About 35,000 families a month received TANF benefits in 2011. The average family received about $270 a month, according to the Department of Social Services.
Sen. Tom Garrett, R-Louisa County, who campaigned in support of drug testing last fall, said that the program is worth the cost.
“It really is about getting people in a position where they can help themselves. If you want to break the cycle of poverty where it exists, you need to first break the cycle of addiction,” Garrett said.
Testing isn’t meant to punish applicants and it should not lead to criminal charges, he said.

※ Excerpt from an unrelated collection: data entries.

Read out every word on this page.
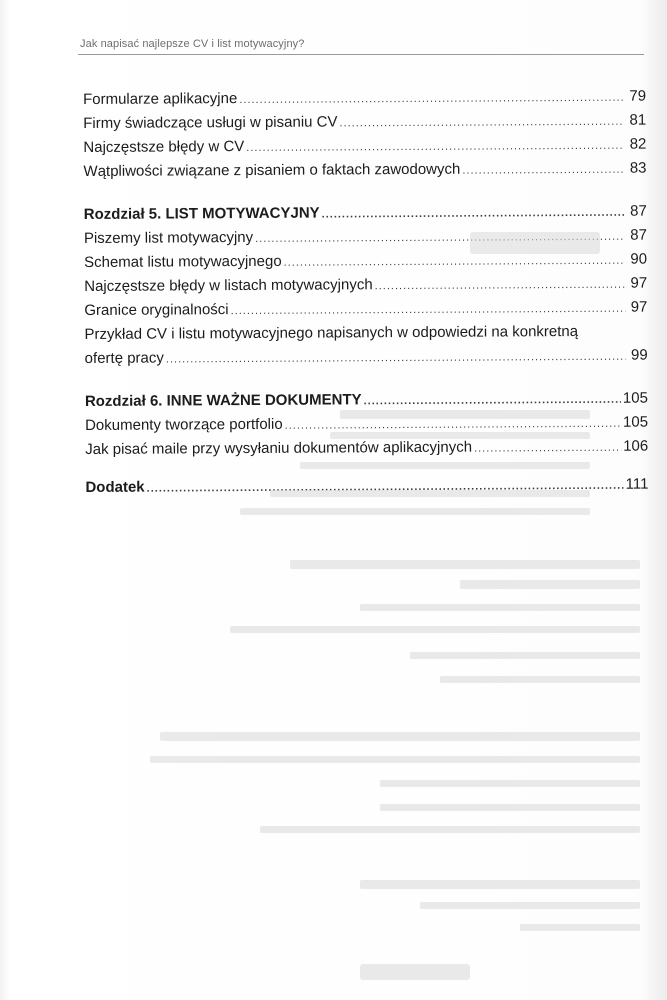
Jak napisać najlepsze CV i list motywacyjny?
Formularze aplikacyjne .....	79
Firmy świadczące usługi w pisaniu CV .....	81
Najczęstsze błędy w CV .....	82
Wątpliwości związane z pisaniem o faktach zawodowych .....	83
Rozdział 5. LIST MOTYWACYJNY .....	87
Piszemy list motywacyjny .....	87
Schemat listu motywacyjnego .....	90
Najczęstsze błędy w listach motywacyjnych .....	97
Granice oryginalności .....	97
Przykład CV i listu motywacyjnego napisanych w odpowiedzi na konkretną
ofertę pracy .....	99
Rozdział 6. INNE WAŻNE DOKUMENTY .....	105
Dokumenty tworzące portfolio .....	105
Jak pisać maile przy wysyłaniu dokumentów aplikacyjnych .....	106
Dodatek .....	111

Identifying the problem and directing drug users to treatment centers will help ensure they are able to work, eventually alleviating the need for public assistance. That will help their families, and state coffers, Garrett said.
But Del. David J. Toscano, D-Charlottesville, questioned the logic of targeting poor Virginians. And he wants to know whether data back up the assumption that welfare recipients have a higher rate of substance abuse than do middle- and upper-class Virginians, he said.
Toscano, the House minority leader, said the same principle could apply to any state-provided public benefit, including tax breaks for corporations or unemployment insurance for workers.
“Where does it stop?” he said.
Marjorie Yates, a recovery services manager with the Substance Abuse and Recovery Alliance in Richmond, said that addiction doesn’t discriminate and that poor Virginians are not more likely to abuse drugs and alcohol than any other social class.
And Yates doesn’t believe mandatory testing and treatment will help applicants with a drug problem. Only when addicts recognize they have a problem and want help will they beat the addiction, Yates said.
Adults must be responsible for a child to be eligible for the help and often are required to take part in workforce training or job searching to receive benefits. Virginia provides benefits for up to 24 months but most families filter in and out of the program every few months, said Tom Steinhauser, director of benefit programs for the Department of Social Services.
TANF cases spiked in mid-2010, when the state saw as many as 37,000 families a month receiving benefits — a 15 percent increase since the economy began to weaken in 2007, Steinhauser said.
Out of 36 states that introduced legislation last year, just three — Arizona, Florida, and Missouri — enacted laws requiring drug testing for welfare recipients, according to the National Conference of State Legislatures.
Florida’s law is being challenged in court.
A 2003 court ruling out of Michigan requires case workers to have reasonable suspicion of drug use before requiring a drug test. Bell’s bill would meet that legal threshold, said LaTonya Reed, staff attorney for the Virginia Poverty Law Center, which is tracking the legislation.